The objectives are: 1. to monitor in near-real time the levels of a whole suite of halocarbons (both biogenic and anthropogenic) ranging through CFCs, HCFCs, and HFCs using an adsorption/desorption system coupled to a GC/MS system not using liquid cryogens. 2.The system will be installed (April 2000) at the Ny-Alesund, Zeppelin Research Station and will be operated and owned by NILU (Dr. N.SChmidbauer). 3. Comparisons will be made with the data obtained (since Oct. 1994) on similar compounds from the Mace Head (Ireland) station which uses similar instrumentation, and the Jungfraujoch Station (Jan 2000) operated by EMPA (Dr. Stefan Reimann). 4. Data will be compared to the Southern Hemisphere data collected at Cape Grimm, Tasmania by CSIRO (Dr. P. Fraser) 5. Data will be used to model the dispersion of the halocarbons in the high latitudes and possible consequences for radiative forcing.
The halocarbons include both short lived eg Trichloroethylene and long lived e.g. CFCs such as F-11. Later snow and ice-pack measurements may be made when equipment is operating properly.

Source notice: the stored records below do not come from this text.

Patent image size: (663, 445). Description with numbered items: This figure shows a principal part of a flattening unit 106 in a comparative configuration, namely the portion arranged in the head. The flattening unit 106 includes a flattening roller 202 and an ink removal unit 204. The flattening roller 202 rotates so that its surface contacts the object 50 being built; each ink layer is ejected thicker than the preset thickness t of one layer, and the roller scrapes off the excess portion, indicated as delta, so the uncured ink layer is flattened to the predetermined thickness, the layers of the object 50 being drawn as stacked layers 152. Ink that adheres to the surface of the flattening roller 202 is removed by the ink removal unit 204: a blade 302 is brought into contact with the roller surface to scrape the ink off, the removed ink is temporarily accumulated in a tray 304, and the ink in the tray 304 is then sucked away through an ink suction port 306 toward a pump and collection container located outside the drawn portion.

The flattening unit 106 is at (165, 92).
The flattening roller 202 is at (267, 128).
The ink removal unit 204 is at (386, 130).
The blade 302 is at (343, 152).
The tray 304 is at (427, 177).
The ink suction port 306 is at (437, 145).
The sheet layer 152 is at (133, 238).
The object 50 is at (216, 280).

Not really possible to store such air samples in any quantity for a long time.
Air samples are drawn in the instruments and analysed in a continuous near-real time manner using a field installed adsorption/desorption (not using liquid cryogens) system coupled to a GC/MS operating in multi-ion monitoring mode. 1. Ny-Alesund, Svalbard (NILU), 2. Mace Head, Ireland (UNiv. Bristol), 3. Jungfraujoch (EMPA)
Linked to the absolute scale validated by Scripps Oceanographic Institute (Prof. R. Weiss), specially prepared standards will be distributed between the three stations as well as Scripps and other labs. for assessment of instrument performance, assessment and validation.